This Parsha this week is Parshas Beshalach. In the Parsha the Torah tells us of the final Chapter in the Exodus from Egypt. After the Jews left, Pharaoh and the Egyptians had second thoughts about letting them free. They decided to chase after them. Six hundred chariots, armed with the best soldiers that this world power had, sped after the Jews. They caught up to the Jews and surrounded them at the end of the sixth day of Passover. On the morning of the Seventh day, Hashem told Moses to tell the Jewish people to go into the Sea. When the Jews went in, Hashem told Moses to stretch out his hand over the water and cause the water to split.When he did this, a miracle occurred: the waters parted and twelve paths were opened before the Jews, one for each tribe. As the Jews finished crossing the Sea, Pharaoh and his army ran into the Sea after them. Hashem told Moses to again stretch his hand over the water. Now a reverse miracle happened, as the water came crashing upon the Egyptians and drowned them.

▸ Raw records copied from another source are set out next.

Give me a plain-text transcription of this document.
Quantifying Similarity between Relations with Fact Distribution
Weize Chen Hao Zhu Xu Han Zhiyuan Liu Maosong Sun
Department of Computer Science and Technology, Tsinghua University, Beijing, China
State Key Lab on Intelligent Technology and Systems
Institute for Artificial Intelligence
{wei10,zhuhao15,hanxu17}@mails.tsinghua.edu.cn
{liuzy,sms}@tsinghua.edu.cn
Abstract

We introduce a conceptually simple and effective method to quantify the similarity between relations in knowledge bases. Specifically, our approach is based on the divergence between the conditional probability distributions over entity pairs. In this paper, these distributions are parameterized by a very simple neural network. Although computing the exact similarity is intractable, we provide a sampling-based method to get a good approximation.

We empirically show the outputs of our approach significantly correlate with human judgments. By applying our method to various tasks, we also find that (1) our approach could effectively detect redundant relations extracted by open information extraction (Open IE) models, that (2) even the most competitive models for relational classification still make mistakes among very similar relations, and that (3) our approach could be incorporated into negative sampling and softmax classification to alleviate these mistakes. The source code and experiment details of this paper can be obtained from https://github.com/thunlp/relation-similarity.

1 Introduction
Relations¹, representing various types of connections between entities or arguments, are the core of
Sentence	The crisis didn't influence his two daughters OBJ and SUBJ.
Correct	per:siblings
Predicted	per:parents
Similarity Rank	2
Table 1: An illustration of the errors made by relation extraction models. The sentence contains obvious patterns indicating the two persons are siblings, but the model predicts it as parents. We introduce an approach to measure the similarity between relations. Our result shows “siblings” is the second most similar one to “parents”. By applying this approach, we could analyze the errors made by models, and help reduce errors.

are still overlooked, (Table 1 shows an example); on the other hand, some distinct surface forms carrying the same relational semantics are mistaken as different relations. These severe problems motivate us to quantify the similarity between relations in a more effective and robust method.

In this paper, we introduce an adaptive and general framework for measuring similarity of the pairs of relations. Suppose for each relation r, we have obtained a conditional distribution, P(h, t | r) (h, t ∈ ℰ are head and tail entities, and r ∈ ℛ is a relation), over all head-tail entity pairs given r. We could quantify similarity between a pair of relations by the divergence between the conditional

When Pharaoh originally surrounded the Jews by the Sea, the wording used in the Torah is that Pharaoh Hikriv – Pharaoh “brought” close. (Exodus 14:10) However, the tense of this word is puzzling. It should really have said Pharaoh Korav – Pharaoh “came” close. The word Hikriv would mean that he brought someone else close. Here we are talking about Pharaoh coming close to the Jews. If so, we would assume that the correct word would be korav - that Pharaoh came close to them. Why does the Torah use the word hikriv?

Rashi offers one idea. When Pharaoh tried to convince the Egyptian army to go with him and chase after the Jews, he knew he had to try hard to persuade them. After all, they had just been through ten plagues from Hashem punishing them for what they had done to the Jews. Pharaoh therefore made an offer: Unlike other kings who go to battle with their troops and stay behind the front lines, I will lead you into battle and go before you. Thus when the Egyptian army approached the Jews, Pharaoh was hikriv - he pushed himself to do the unusual thing and to go ahead of the troops to the front lines.

The Medrash offers us another idea. Hikriv does not refer to the fact that Pharaoh himself came close to the Jews. Nor does it refer to the fact that the Egyptians came close to the Jews. Rather, it refers to what happened to the Jewish people. Pharaoh was hikriv - he brought the Jews close to Hashem. The terror and fright caused by the fact that the Egyptian army was surrounding them made the Jews come closer to Hashem. As they prayed and beseeched Him for salvation, they connected to Him. This was hikriv - this was the result, although it certainly wasn't the intention, of Pharaoh’s action.

The lesson of this Medrash is a most powerful and comforting one. When we find ourselves confronted by a challenge, rather than throwing our hands up, or getting upset, what if we just took a moment and thought about what the message of our challenge is? What if we used this moment as an opportunity to reconnect and reestablish our relationship with Hashem? Certainly, this would bring meaning and comfort to many of the challenges we find in life. It would also allow us to find purpose in and appreciate the various situations we face as we climb the ladder of growth in this world.